Tirana war in den 1920 er Jahren eine unbedeutende Kleinstadt. Nach der albanischen Unabhängigkeit vom osmanischen Reich wurde sie zur neuen Hauptstadt. Heute lebt ca. jeder vierte Albaner in ihr. Nach dem Zusammenbruch des kommunistischen Regimes, kollabierten auch die staatlichen Strukturen, was zu einem wilden Bauboom führte, in dem die Mafia ihr illegal erwirtschaftetes Geld wusch. Die Folge ist noch heute sichtbar, wenn man von den Aussenbezirken Tiranas ins Zentrum fährt. Wenige Highways durchschneiden das Betonlabyrinth der Plattenbauten und leiden an chronischer Verstopfung.

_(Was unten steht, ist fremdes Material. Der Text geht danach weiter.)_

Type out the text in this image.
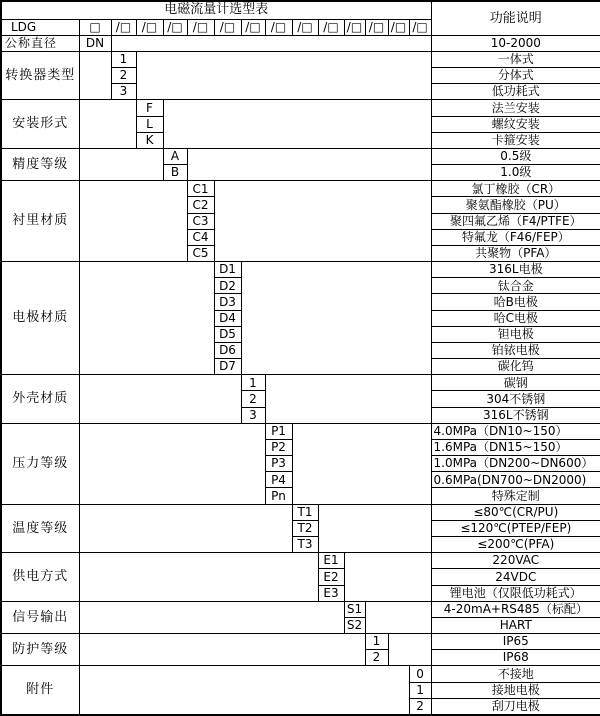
电磁流量计选型表															功能说明
LDG	□	/□	/□	/□	/□	/□	/□	/□	/□	/□	/□	/□	/□	/□	
公称直径	DN														10-2000
转换器类型		1													一体式
		2													分体式
		3													低功耗式
安装形式			F												法兰安装
			L												螺纹安装
			K												卡箍安装
精度等级				A											0.5级
				B											1.0级
衬里材质					C1										氯丁橡胶（CR）
					C2										聚氨酯橡胶（PU）
					C3										聚四氟乙烯（F4/PTFE）
					C4										特氟龙（F46/FEP）
					C5										共聚物（PFA）
电极材质						D1									316L电极
						D2									钛合金
						D3									哈B电极
						D4									哈C电极
						D5									钽电极
						D6									铂铱电极
						D7									碳化钨
外壳材质							1								碳钢
							2								304不锈钢
							3								316L不锈钢
压力等级								P1							4.0MPa（DN10~150）
								P2							1.6MPa（DN15~150）
								P3							1.0MPa（DN200~DN600）
								P4							0.6MPa(DN700~DN2000)
								Pn							特殊定制
温度等级									T1						≤80℃(CR/PU)
									T2						≤120℃(PTEP/FEP)
									T3						≤200℃(PFA)
供电方式										E1					220VAC
										E2					24VDC
										E3					锂电池（仅限低功耗式）
信号输出											S1				4-20mA+RS485（标配）
											S2				HART
防护等级												1			IP65
												2			IP68
附件														0	不接地
														1	接地电极
														2	刮刀电极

Immer wieder sieht man wild um sich fuchtelnde Verkehrspolizisten, die in ihre Pfeifen beatboxen, um die Autokolonnen in Bewegung zu halten. Trotzdem macht Tirana einen aufgeräumteren Eindruck als Shkodra. Riesige Alleen zeugen von einer autoritären Vergangenheit und verbinden moderne Wolkenkratzer, die auf die neuen kapitalistischen Machteliten verweisen. Dazwischen liegen unzählige Kaffees, die alle bis um 10 Uhr abends vollgestopft sind. Probiert man den Kaffee ist auch klar warum. Mit der Zeit fällt mir auf, dass die Quote italienischer Kaffeemaschinen ziemlich nahe bei 100 % liegt. Für ungefähr einen Franken kann man sich an einer Kaffeequalität erfreuen, die es sonst nur in Italien auf diesem Niveau gibt.

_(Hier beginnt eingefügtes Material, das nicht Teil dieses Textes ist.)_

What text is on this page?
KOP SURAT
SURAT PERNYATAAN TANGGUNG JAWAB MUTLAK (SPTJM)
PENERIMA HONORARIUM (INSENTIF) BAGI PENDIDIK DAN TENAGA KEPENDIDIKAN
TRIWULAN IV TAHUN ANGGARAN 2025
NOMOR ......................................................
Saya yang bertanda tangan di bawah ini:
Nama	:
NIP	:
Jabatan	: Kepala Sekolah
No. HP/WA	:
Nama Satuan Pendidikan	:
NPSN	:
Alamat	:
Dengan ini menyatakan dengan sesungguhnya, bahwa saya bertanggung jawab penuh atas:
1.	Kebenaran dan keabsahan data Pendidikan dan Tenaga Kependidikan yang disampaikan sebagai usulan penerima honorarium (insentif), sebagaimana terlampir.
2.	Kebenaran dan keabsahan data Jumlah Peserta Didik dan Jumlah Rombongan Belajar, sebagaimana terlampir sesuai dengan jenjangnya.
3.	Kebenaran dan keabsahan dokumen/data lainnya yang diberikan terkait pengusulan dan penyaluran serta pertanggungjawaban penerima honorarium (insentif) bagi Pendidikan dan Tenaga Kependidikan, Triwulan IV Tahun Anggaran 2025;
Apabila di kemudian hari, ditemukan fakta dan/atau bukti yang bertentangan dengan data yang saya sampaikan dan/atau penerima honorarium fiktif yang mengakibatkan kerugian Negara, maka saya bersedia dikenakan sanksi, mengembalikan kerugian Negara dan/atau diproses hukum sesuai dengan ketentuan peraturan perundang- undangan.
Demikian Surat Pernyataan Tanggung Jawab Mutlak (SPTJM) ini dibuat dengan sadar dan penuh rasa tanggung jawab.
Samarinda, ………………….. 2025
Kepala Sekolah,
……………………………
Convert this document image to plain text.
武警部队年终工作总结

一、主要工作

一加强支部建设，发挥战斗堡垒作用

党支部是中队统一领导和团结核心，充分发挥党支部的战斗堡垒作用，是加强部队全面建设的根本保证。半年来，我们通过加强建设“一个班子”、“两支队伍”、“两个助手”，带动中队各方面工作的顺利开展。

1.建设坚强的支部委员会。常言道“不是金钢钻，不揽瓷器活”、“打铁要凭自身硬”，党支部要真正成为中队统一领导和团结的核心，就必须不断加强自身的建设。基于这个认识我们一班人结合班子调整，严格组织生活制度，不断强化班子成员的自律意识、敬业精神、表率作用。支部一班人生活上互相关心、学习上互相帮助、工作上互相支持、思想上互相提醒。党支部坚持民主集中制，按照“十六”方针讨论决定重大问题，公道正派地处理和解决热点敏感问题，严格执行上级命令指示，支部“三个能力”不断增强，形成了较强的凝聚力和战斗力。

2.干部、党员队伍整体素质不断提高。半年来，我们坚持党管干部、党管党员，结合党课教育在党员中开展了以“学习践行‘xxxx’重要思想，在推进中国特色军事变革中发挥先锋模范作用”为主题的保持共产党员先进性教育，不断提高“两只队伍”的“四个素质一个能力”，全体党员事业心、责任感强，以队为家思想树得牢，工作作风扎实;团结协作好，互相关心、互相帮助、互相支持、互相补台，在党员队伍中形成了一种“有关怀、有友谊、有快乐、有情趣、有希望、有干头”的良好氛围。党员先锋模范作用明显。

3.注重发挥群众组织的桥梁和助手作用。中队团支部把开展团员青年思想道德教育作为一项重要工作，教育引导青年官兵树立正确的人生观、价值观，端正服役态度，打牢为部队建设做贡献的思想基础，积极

Zur Zeit der faschistischen Präsenz Italiens auf dem Balkan, wurde der junge albanische Staat, unter ethnischen Gesichtspunkten, zu einem Grossalbanien, welches alle ethnischen Albaner (Kosovo, Mazedonien, Griechenland) vereinen sollte, umgestaltet. Zogu, der albanische König unterhielt einen regen Austausch mit Mussolini und förderte die albanisch-italienischen Wirtschaftsbeziehungen. Nach der Machtübernahme der kommunistischen Partei unter Hoxha und der fortlaufenden, kompletten Isolierung Albaniens von der Aussenwelt, kamen die Beziehungen nach dem Zerfall des Regimes Anfang der 90er Jahren wieder zum Tragen. Die kommunistische Herrschaft hatte auf Grund von kompletter Misswirtschaft eine hungernde Bevölkerung zurückgelassen, die durch den Staatszerfall nur notdürftig versorgt werden konnte. Viele Albaner verliessen fluchtartig das Land. Die naheliegendsten Optionen waren die Fährverbindungen nach Italien. Bis heute lebt der grösste Teil der albanischen Diaspora in Italien. Neben den Kaffeemaschinen hat sich durch das in Tirana verbreitet gesprochene Italienisch eine grosse Callcenter Industrie entwickelt. Wenn sich in Rom jemand bei einer italienischen Firma beschwert, nimmt mit einer gewissen Wahrscheinlichkeit eine Angestellte in Tirana den Hörer ab.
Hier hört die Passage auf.